EMDR is not hypnosis.
The client is awake and alert during the entire session. The client has complete control of the entire session. Many safeguards are put in place so that, in the event someone does want to stop (which is an anomaly) they are able to do so at any time. The therapist cannot “make” the client do anything they do not want to do.
EMDR does not recover repressed memories.
The brain is doing only what it is able to and feels comfortable doing. I know this sounds strange, but our brain is a fantastic protective tool. EMDR only assists the brain in reprocessing unstable processed memories. If the brain has locked away a memory, it has done so for a reason. This therapy will not unlock something that it is not ready for. Only time will do that. I have never had a client randomly unlock repressed memories through reprocessing that they were not working to try to remember in the first place.
The reprocessing phase does not start in the first session.
I have many clients anxious that they will be forced to relive their trauma in the first session. This is in no way true. It is a multi step process. There is a foundation that sets up a safe space by doing a thorough history before moving on to the reprocessing itself.

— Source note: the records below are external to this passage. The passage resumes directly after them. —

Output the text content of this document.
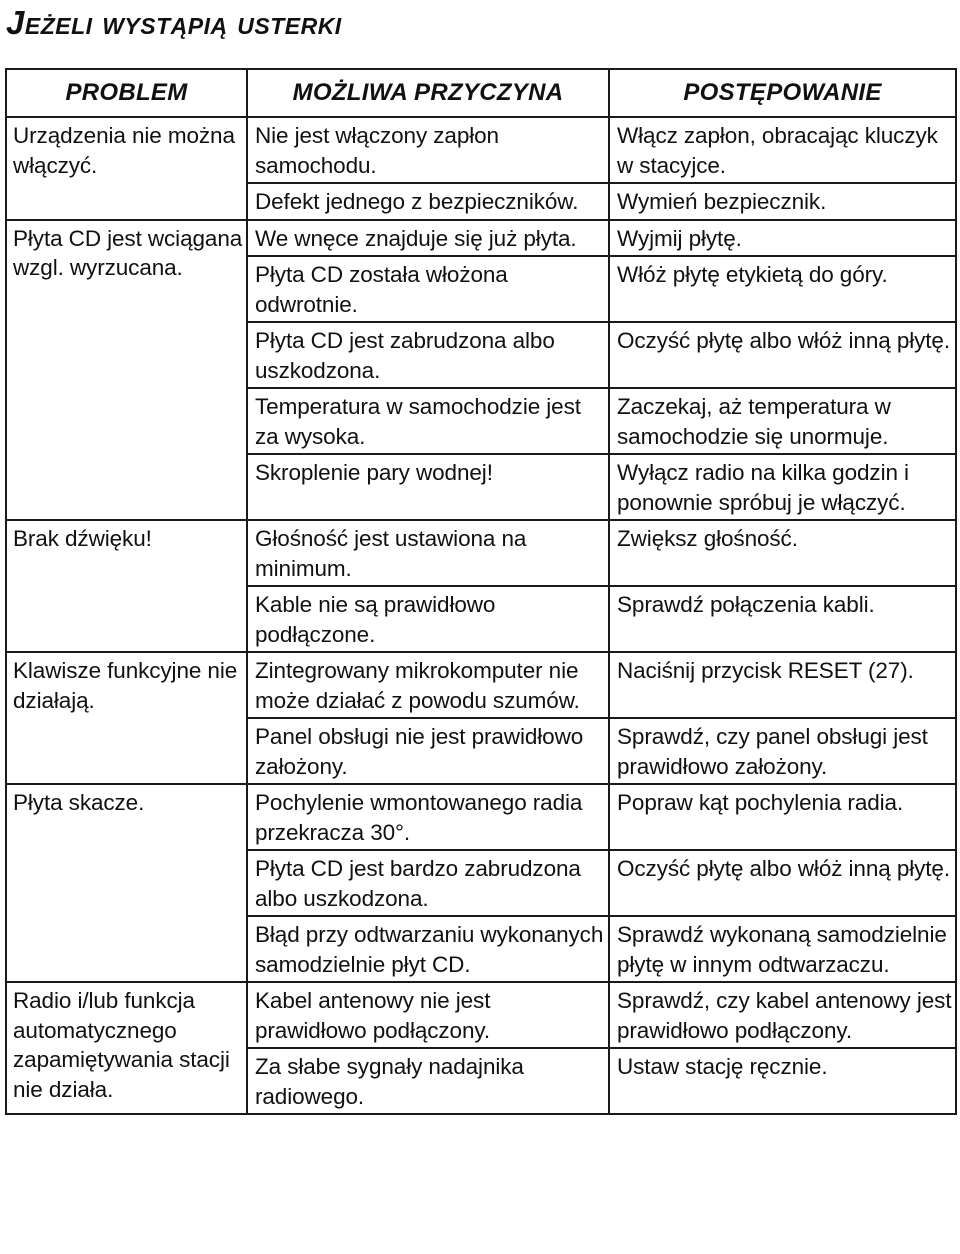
Jeżeli wystąpią usterki
PROBLEM	MOŻLIWA PRZYCZYNA	POSTĘPOWANIE
Urządzenia nie można włączyć.	Nie jest włączony zapłon samochodu.	Włącz zapłon, obracając kluczyk w stacyjce.
	Defekt jednego z bezpieczników.	Wymień bezpiecznik.
Płyta CD jest wciągana wzgl. wyrzucana.	We wnęce znajduje się już płyta.	Wyjmij płytę.
	Płyta CD została włożona odwrotnie.	Włóż płytę etykietą do góry.
	Płyta CD jest zabrudzona albo uszkodzona.	Oczyść płytę albo włóż inną płytę.
	Temperatura w samochodzie jest za wysoka.	Zaczekaj, aż temperatura w samochodzie się unormuje.
	Skroplenie pary wodnej!	Wyłącz radio na kilka godzin i ponownie spróbuj je włączyć.
Brak dźwięku!	Głośność jest ustawiona na minimum.	Zwiększ głośność.
	Kable nie są prawidłowo podłączone.	Sprawdź połączenia kabli.
Klawisze funkcyjne nie działają.	Zintegrowany mikrokomputer nie może działać z powodu szumów.	Naciśnij przycisk RESET (27).
	Panel obsługi nie jest prawidłowo założony.	Sprawdź, czy panel obsługi jest prawidłowo założony.
Płyta skacze.	Pochylenie wmontowanego radia przekracza 30°.	Popraw kąt pochylenia radia.
	Płyta CD jest bardzo zabrudzona albo uszkodzona.	Oczyść płytę albo włóż inną płytę.
	Błąd przy odtwarzaniu wykonanych samodzielnie płyt CD.	Sprawdź wykonaną samodzielnie płytę w innym odtwarzaczu.
Radio i/lub funkcja automatycznego zapamiętywania stacji nie działa.	Kabel antenowy nie jest prawidłowo podłączony.	Sprawdź, czy kabel antenowy jest prawidłowo podłączony.
	Za słabe sygnały nadajnika radiowego.	Ustaw stację ręcznie.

The client feels comfortable with the therapy before it begins.
EMDR is not just for severe trauma.
It can be used to work through anxiety, OCD, depression, and other maladaptive behaviors. These behaviors started somewhere and the belief is that if we return to where they started, they can be changed through that reprocessing. It does not have to be a PTSD situation.

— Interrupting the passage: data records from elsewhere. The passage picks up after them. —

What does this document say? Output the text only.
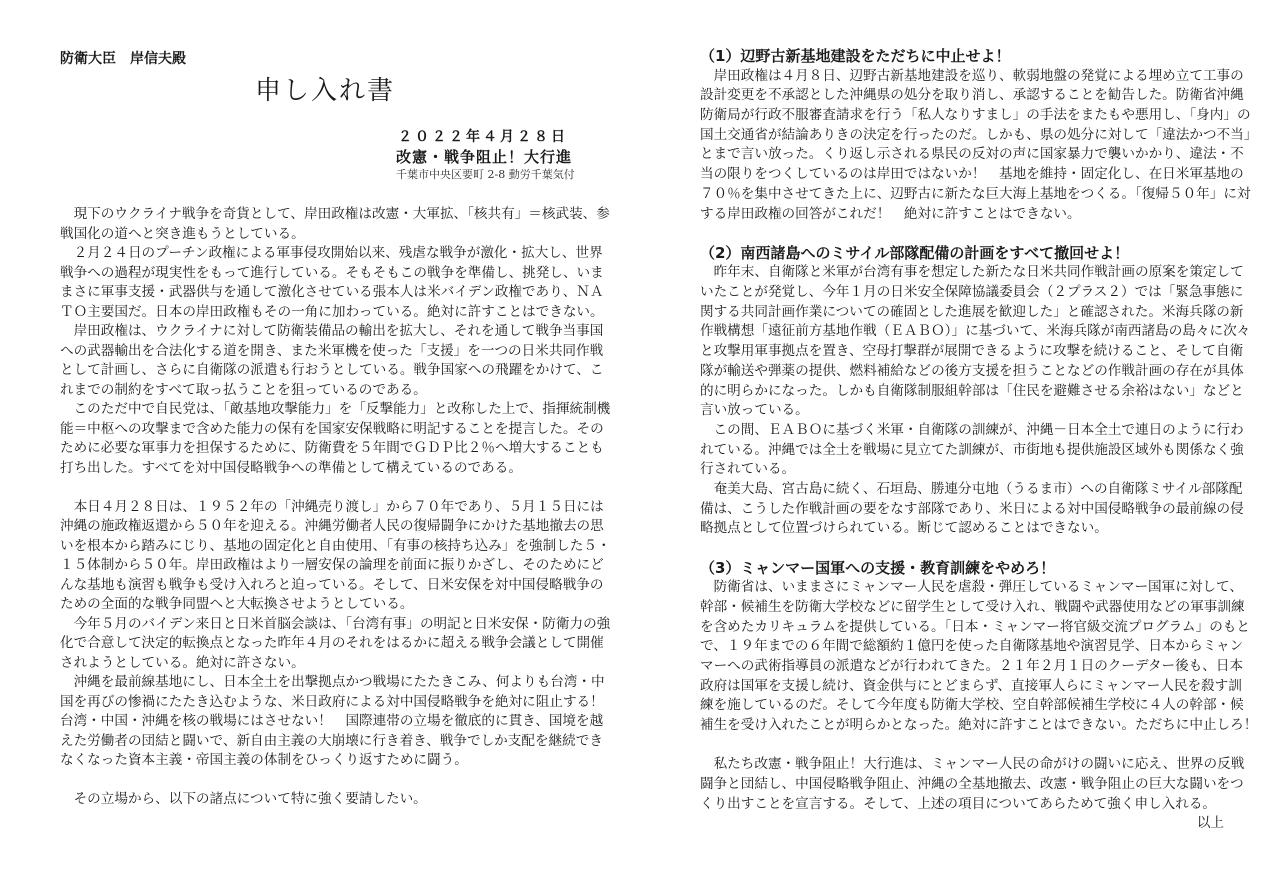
防衛大臣　岸信夫殿
申し入れ書
２０２２年４月２８日
改憲・戦争阻止！大行進
千葉市中央区要町 2-8 動労千葉気付
　現下のウクライナ戦争を奇貨として、岸田政権は改憲・大軍拡、「核共有」＝核武装、参
戦国化の道へと突き進もうとしている。
　２月２４日のプーチン政権による軍事侵攻開始以来、残虐な戦争が激化・拡大し、世界
戦争への過程が現実性をもって進行している。そもそもこの戦争を準備し、挑発し、いま
まさに軍事支援・武器供与を通して激化させている張本人は米バイデン政権であり、ＮＡ
ＴＯ主要国だ。日本の岸田政権もその一角に加わっている。絶対に許すことはできない。
　岸田政権は、ウクライナに対して防衛装備品の輸出を拡大し、それを通して戦争当事国
への武器輸出を合法化する道を開き、また米軍機を使った「支援」を一つの日米共同作戦
として計画し、さらに自衛隊の派遣も行おうとしている。戦争国家への飛躍をかけて、こ
れまでの制約をすべて取っ払うことを狙っているのである。
　このただ中で自民党は、「敵基地攻撃能力」を「反撃能力」と改称した上で、指揮統制機
能＝中枢への攻撃まで含めた能力の保有を国家安保戦略に明記することを提言した。その
ために必要な軍事力を担保するために、防衛費を５年間でＧＤＰ比２％へ増大することも
打ち出した。すべてを対中国侵略戦争への準備として構えているのである。
　本日４月２８日は、１９５２年の「沖縄売り渡し」から７０年であり、５月１５日には
沖縄の施政権返還から５０年を迎える。沖縄労働者人民の復帰闘争にかけた基地撤去の思
いを根本から踏みにじり、基地の固定化と自由使用、「有事の核持ち込み」を強制した５・
１５体制から５０年。岸田政権はより一層安保の論理を前面に振りかざし、そのためにど
んな基地も演習も戦争も受け入れろと迫っている。そして、日米安保を対中国侵略戦争の
ための全面的な戦争同盟へと大転換させようとしている。
　今年５月のバイデン来日と日米首脳会談は、「台湾有事」の明記と日米安保・防衛力の強
化で合意して決定的転換点となった昨年４月のそれをはるかに超える戦争会議として開催
されようとしている。絶対に許さない。
　沖縄を最前線基地にし、日本全土を出撃拠点かつ戦場にたたきこみ、何よりも台湾・中
国を再びの惨禍にたたき込むような、米日政府による対中国侵略戦争を絶対に阻止する！
台湾・中国・沖縄を核の戦場にはさせない！　国際連帯の立場を徹底的に貫き、国境を越
えた労働者の団結と闘いで、新自由主義の大崩壊に行き着き、戦争でしか支配を継続でき
なくなった資本主義・帝国主義の体制をひっくり返すために闘う。
　その立場から、以下の諸点について特に強く要請したい。
（1）辺野古新基地建設をただちに中止せよ！
　岸田政権は４月８日、辺野古新基地建設を巡り、軟弱地盤の発覚による埋め立て工事の
設計変更を不承認とした沖縄県の処分を取り消し、承認することを勧告した。防衛省沖縄
防衛局が行政不服審査請求を行う「私人なりすまし」の手法をまたもや悪用し、「身内」の
国土交通省が結論ありきの決定を行ったのだ。しかも、県の処分に対して「違法かつ不当」
とまで言い放った。くり返し示される県民の反対の声に国家暴力で襲いかかり、違法・不
当の限りをつくしているのは岸田ではないか！　基地を維持・固定化し、在日米軍基地の
７０％を集中させてきた上に、辺野古に新たな巨大海上基地をつくる。「復帰５０年」に対
する岸田政権の回答がこれだ！　絶対に許すことはできない。
（2）南西諸島へのミサイル部隊配備の計画をすべて撤回せよ！
　昨年末、自衛隊と米軍が台湾有事を想定した新たな日米共同作戦計画の原案を策定して
いたことが発覚し、今年１月の日米安全保障協議委員会（２プラス２）では「緊急事態に
関する共同計画作業についての確固とした進展を歓迎した」と確認された。米海兵隊の新
作戦構想「遠征前方基地作戦（ＥＡＢＯ）」に基づいて、米海兵隊が南西諸島の島々に次々
と攻撃用軍事拠点を置き、空母打撃群が展開できるように攻撃を続けること、そして自衛
隊が輸送や弾薬の提供、燃料補給などの後方支援を担うことなどの作戦計画の存在が具体
的に明らかになった。しかも自衛隊制服組幹部は「住民を避難させる余裕はない」などと
言い放っている。
　この間、ＥＡＢＯに基づく米軍・自衛隊の訓練が、沖縄－日本全土で連日のように行わ
れている。沖縄では全土を戦場に見立てた訓練が、市街地も提供施設区域外も関係なく強
行されている。
　奄美大島、宮古島に続く、石垣島、勝連分屯地（うるま市）への自衛隊ミサイル部隊配
備は、こうした作戦計画の要をなす部隊であり、米日による対中国侵略戦争の最前線の侵
略拠点として位置づけられている。断じて認めることはできない。
（3）ミャンマー国軍への支援・教育訓練をやめろ！
　防衛省は、いままさにミャンマー人民を虐殺・弾圧しているミャンマー国軍に対して、
幹部・候補生を防衛大学校などに留学生として受け入れ、戦闘や武器使用などの軍事訓練
を含めたカリキュラムを提供している。「日本・ミャンマー将官級交流プログラム」のもと
で、１９年までの６年間で総額約１億円を使った自衛隊基地や演習見学、日本からミャン
マーへの武術指導員の派遣などが行われてきた。２１年２月１日のクーデター後も、日本
政府は国軍を支援し続け、資金供与にとどまらず、直接軍人らにミャンマー人民を殺す訓
練を施しているのだ。そして今年度も防衛大学校、空自幹部候補生学校に４人の幹部・候
補生を受け入れたことが明らかとなった。絶対に許すことはできない。ただちに中止しろ！
　私たち改憲・戦争阻止！大行進は、ミャンマー人民の命がけの闘いに応え、世界の反戦
闘争と団結し、中国侵略戦争阻止、沖縄の全基地撤去、改憲・戦争阻止の巨大な闘いをつ
くり出すことを宣言する。そして、上述の項目についてあらためて強く申し入れる。
以上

EMDR does not have to be the only form of therapy used in session.
I have many clients that jump back and forth from session to session. People’s lives go on. If something comes up between sessions that needs to be addressed, we can do so and return to EMDR at a later date. There is no rule that applies as to how often EMDR sessions have to be done.
EMDR Myths Conclusion
In the time I have been doing this therapy with clients, I have found amazing results. My clients that have gone through the phases of EMDR have left with increased awareness of how their past has contributed to their current problematic behaviors, relationships, and poor coping tools. It gets them thinking about ways to make changes in their lives. I have yet to find another form of therapy that has the ability to elicit this type of change in the short period of time that EMDR does!